HW 05: Multilevel models with 3+ levels
This assignment is due on Wednesday, April 10 at 11:59pm with a grace period (i.e., no late penalty) until Thursday, April 11 at noon (12pm).
- Your access to the repo will be removed at the end of the grace period. If you wish to submit the HW late, please email me and I will extend your access to the repo.
- You will have access to your HW repo again when grades are returned.
Instructions
- Write all narrative using full sentences. Write all interpretations and conclusions in the context of the data.
- Be sure all analysis code is displayed in the rendered pdf.
- If you are fitting a model, display the model output in a neatly formatted table. (The
tidy
andkable
functions can help!) - If you are creating a plot, use clear and informative labels and titles.
- Render, commit, and push your work to GitHub regularly, at least after each exercise. Write short and informative commit messages.

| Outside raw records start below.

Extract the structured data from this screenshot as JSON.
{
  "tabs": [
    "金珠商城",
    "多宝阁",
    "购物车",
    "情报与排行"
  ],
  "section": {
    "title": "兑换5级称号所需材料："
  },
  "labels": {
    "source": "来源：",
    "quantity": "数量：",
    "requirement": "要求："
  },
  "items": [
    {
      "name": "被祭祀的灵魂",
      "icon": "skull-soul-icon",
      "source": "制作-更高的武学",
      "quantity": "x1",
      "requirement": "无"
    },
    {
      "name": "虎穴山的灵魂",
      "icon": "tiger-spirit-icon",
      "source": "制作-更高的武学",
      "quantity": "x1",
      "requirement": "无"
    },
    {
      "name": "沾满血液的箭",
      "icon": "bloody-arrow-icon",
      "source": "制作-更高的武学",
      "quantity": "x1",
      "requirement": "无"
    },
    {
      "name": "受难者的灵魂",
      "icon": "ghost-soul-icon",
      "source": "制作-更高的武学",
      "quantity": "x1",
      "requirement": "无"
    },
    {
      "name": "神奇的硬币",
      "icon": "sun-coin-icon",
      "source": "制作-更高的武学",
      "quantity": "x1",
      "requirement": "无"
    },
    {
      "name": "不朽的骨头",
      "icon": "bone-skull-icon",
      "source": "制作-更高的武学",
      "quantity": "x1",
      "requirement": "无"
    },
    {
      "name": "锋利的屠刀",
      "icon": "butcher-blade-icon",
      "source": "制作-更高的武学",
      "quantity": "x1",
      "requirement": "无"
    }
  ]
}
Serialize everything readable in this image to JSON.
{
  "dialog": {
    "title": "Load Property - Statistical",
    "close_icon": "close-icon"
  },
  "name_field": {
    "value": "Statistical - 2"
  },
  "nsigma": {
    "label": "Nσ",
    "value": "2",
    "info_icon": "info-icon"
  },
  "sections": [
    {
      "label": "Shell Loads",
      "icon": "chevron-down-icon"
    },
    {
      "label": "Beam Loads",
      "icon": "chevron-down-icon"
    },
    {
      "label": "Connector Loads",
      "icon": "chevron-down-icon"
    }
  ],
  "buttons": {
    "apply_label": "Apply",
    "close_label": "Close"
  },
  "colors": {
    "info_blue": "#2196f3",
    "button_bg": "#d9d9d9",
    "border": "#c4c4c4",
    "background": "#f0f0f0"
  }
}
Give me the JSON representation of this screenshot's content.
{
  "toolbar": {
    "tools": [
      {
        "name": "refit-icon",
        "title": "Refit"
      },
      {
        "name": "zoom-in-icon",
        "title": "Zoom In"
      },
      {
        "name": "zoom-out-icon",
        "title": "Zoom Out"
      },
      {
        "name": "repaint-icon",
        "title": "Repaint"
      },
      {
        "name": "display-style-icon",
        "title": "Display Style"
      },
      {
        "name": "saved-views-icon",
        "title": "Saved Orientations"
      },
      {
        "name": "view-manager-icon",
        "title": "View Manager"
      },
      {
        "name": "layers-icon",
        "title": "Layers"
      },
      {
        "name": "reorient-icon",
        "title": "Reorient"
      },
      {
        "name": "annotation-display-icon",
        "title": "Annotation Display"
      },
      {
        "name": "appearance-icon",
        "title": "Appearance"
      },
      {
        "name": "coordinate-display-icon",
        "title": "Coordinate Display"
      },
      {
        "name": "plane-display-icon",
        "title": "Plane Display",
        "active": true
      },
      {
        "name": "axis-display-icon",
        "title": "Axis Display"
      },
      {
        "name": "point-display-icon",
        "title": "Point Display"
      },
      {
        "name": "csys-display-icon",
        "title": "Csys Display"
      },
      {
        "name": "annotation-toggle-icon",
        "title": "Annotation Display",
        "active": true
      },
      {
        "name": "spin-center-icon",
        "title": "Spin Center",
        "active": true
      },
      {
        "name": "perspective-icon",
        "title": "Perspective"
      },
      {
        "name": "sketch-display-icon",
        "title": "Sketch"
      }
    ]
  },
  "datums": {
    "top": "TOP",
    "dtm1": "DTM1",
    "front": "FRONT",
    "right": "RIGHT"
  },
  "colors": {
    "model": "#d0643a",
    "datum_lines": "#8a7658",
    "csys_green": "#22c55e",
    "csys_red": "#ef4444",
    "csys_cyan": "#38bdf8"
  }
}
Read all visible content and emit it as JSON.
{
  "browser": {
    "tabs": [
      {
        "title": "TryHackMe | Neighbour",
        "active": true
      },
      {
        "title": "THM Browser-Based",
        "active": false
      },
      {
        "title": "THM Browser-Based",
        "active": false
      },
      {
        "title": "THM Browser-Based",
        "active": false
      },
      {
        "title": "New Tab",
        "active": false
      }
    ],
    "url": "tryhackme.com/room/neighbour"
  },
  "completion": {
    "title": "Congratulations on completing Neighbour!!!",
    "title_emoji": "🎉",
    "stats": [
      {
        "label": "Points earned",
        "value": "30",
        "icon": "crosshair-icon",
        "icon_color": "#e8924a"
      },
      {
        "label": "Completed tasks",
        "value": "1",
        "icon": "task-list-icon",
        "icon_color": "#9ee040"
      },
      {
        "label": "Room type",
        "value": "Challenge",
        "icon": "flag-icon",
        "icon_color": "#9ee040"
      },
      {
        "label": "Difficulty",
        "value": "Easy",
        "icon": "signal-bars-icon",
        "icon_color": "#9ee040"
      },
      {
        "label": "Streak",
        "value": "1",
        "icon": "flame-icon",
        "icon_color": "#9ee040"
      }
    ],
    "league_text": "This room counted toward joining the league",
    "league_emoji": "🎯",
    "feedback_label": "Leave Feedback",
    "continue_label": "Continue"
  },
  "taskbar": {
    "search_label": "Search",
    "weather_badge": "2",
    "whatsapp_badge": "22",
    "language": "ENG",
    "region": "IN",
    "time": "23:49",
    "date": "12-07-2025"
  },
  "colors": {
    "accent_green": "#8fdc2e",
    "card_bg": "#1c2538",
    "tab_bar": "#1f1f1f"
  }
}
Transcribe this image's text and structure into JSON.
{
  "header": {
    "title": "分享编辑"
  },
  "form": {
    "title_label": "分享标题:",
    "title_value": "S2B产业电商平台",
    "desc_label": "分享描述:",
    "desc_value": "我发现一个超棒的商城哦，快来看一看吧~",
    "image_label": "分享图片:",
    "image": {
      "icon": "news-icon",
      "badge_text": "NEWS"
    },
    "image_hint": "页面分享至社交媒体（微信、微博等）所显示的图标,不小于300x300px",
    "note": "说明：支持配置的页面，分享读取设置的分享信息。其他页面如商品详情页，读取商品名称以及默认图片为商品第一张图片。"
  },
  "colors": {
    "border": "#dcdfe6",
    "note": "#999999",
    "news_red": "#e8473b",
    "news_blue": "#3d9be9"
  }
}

- When you’re done, we should be able to render the final version of the Quarto document in your GitHub repo to fully reproduce your pdf.
Exercises
Exercises 1 - 5 are adapted from exercises in chapter 10 of Roback and Legler (2021).
Exercise 1
Consider Section 10.3.2, the exploratory data analysis for the seed germination study described in Section 10.2. Briefly explain why an autoregressive error structure is suggested for leadplant data at the end of Section 10.3.2.
Model C in Section 10.5 faced a boundary constraint, in which the Level Three correlation between the slope and intercept error terms was estimated to be exactly -1. The boundary constraint was addressed in the text by removing the Level Three correlation between error terms from the multilevel model. What other model adjustments might the authors have considered? Describe the proposed adjustments in the context of the data.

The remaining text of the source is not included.